Once someone is accepted into the program, there is a $209 fee for a seat at the table, which includes food, open bar, a parting gift, a contact list at the end of the night, and a goody bag filled predictably with SkinOwl products, among several items. Previous inductees are welcome to come after dinner for the activity portion of subsequent events. November’s dinner will be the Parliament Project’s fifth installment, and the endeavor has yet to turn a profit, but Tevelin notes that’s the goal. She says, “I would like this to grow and grow and maybe it could be a summit or a retreat.”
Josh Rosebrook of Josh Rosebrook Skin and Haircare and Beauty Heroes’ Jeannie Jarnot have been among the Parliament Project’s participants, but involvement isn’t limited to the beauty industry. Tevelin shares, “It’s people that would normally never have met each other from all walks of life from all different genres and fields sitting at a table. Everybody shows up as strangers, and everybody leaves as friends.”
Many of the Parliament Project inductees, notably Rosebrook, have popped up on Tevelin’s second business extension, the “Off the Record” podcast. “It’s an opportunity for people who are seen in a particular way to be seen for actually for who they are and to be seen wholly,” she says of the venture launched in January that airs weekly on Mondays. “The podcast is inspired by the fact that vulnerability begets vulnerability. We talk as if you’re off the record and not being recorded. What would you say? What would come out of your mouth if you were given that opportunity? It’s freedom for a lot of the guests, and it’s another way for me to start inspiring people on a deeper level. There’s a comedy aspect to the podcast and, then, there’s a very raw and real aspect to the podcast.”
“Off the Record” is currently on episode eight, and episodes have featured The Detox Market’s Merrady Wickes, Thoughtfully magazine’s Brandie Gilliam, Eric Bigger from “The Bachelor” and Luke Storey from “The Life Stylist.” Tevelin is beginning to pursue potential sponsors to support it.
“Nobody needs to be just one thing. Sometimes showing your wholeness can create a bigger brand story personally and professionally.”
Although Tevelin is busy building SkinOwl beyond skincare, she promises she’s not abandoning its skincare line. Earlier this year, she partnered with students at Marlborough School, an all-girls prep school in LA, to develop a Teen Starter Kit. The kit contains Lemongrass Beauty Mist, Ylang Ylang Beauty Drops, Howlite Beauty Wand, Peppermint Beauty Balm, and Avocado and Blood Orange Beauty Bar.
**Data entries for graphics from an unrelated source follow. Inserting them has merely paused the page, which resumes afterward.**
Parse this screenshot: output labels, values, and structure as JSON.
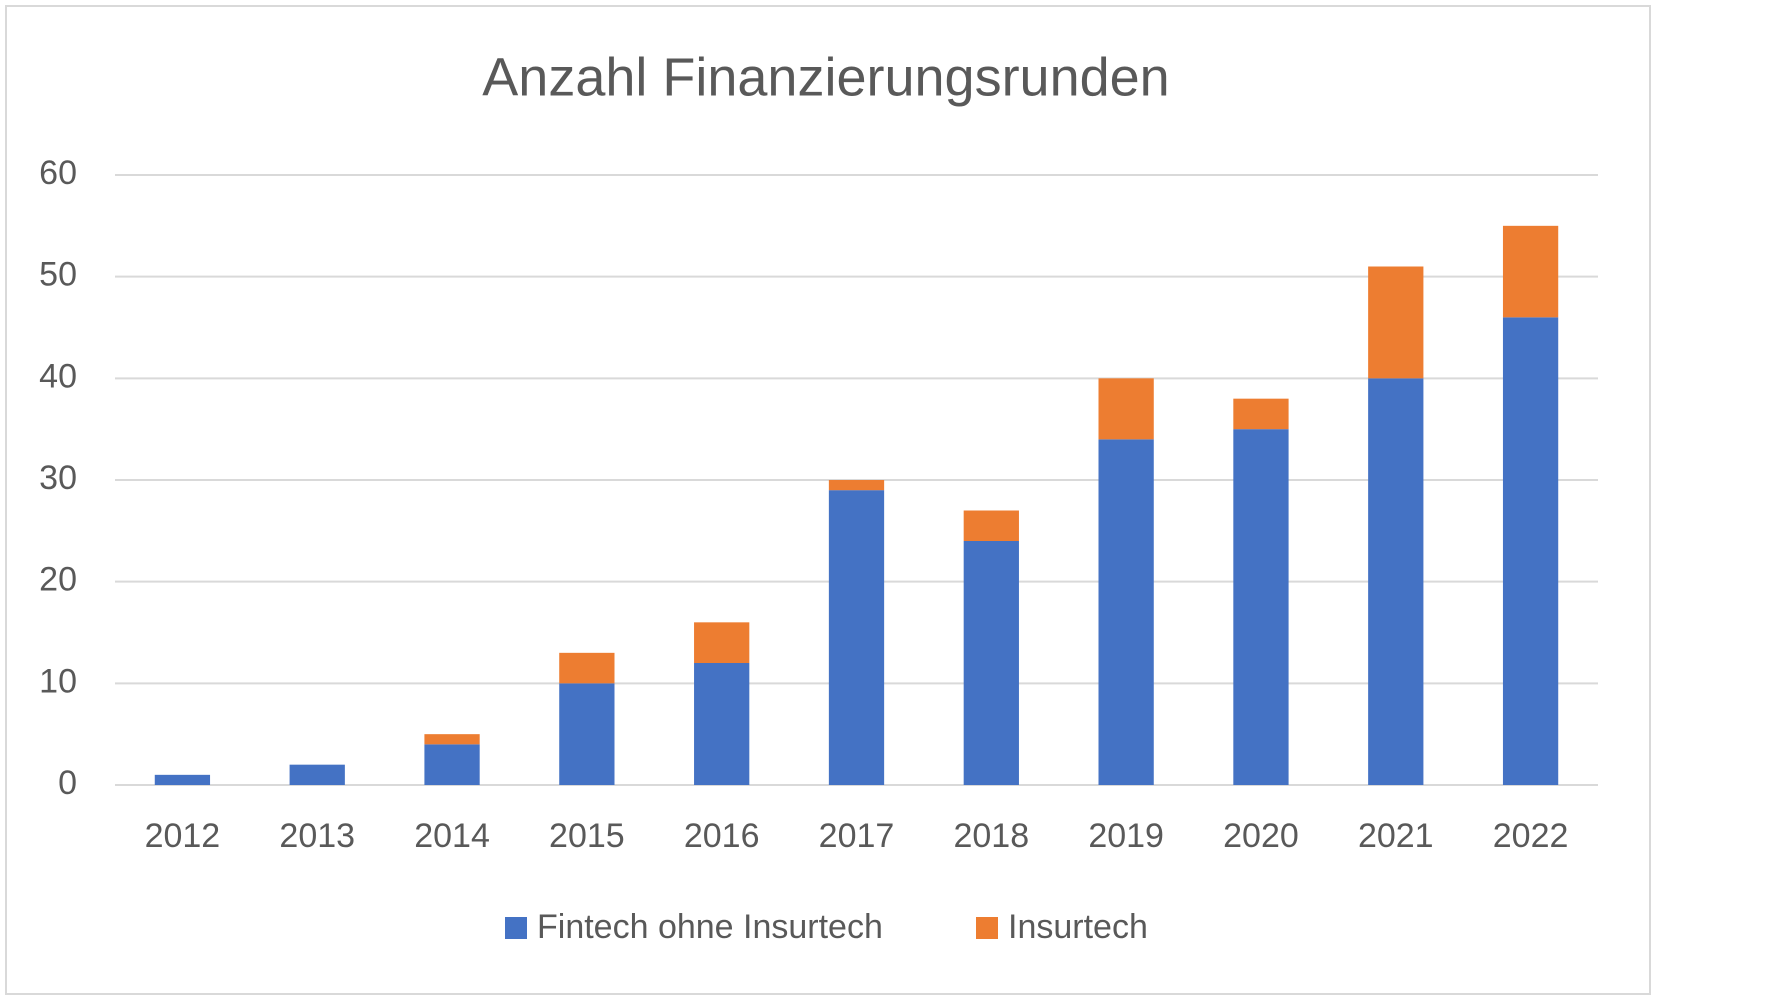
{
  "chart_data": {
    "type": "stacked_bar",
    "title": "Anzahl Finanzierungsrunden",
    "categories": [
      "2012",
      "2013",
      "2014",
      "2015",
      "2016",
      "2017",
      "2018",
      "2019",
      "2020",
      "2021",
      "2022"
    ],
    "series": [
      {
        "name": "Fintech ohne Insurtech",
        "color": "#4472c4",
        "values": [
          1,
          2,
          4,
          10,
          12,
          29,
          24,
          34,
          35,
          40,
          46
        ]
      },
      {
        "name": "Insurtech",
        "color": "#ed7d31",
        "values": [
          0,
          0,
          1,
          3,
          4,
          1,
          3,
          6,
          3,
          11,
          9
        ]
      }
    ],
    "ylim": [
      0,
      60
    ],
    "yticks": [
      0,
      10,
      20,
      30,
      40,
      50,
      60
    ],
    "grid": true,
    "legend": "bottom"
  }
}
“The kids did all the market research. They created the products. They created what they wanted it to smell like. They told us how they wanted it packaged,” she says. “Then, to their surprise, we actually brought it to market.” The project was noticed by teen clothing retailer Aerie, where SkinOwl has agreed to sell online and in select concept stores. Tevelin says. “We’re not going be sending products to 172 American Eagle or Aerie stores. Again, the goal is not to be on every single corner, but to be in places that matter and actually have a good story behind the retail business.”
SkinOwl also released four crystal-inspired body oils this year, and onboarded with Café Gratitude in Southern California, meditation lounge Inscape in New York City and Lane Crawford in Hong Kong. “The product line is not going anywhere. I love skincare. I’m obsessed with it. It’s still a huge passion of mine, but it will be complemented by these other things,” says Tevelin, emphasizing, “Nobody needs to be just one thing. Sometimes showing your wholeness can create a bigger brand story personally and professionally.”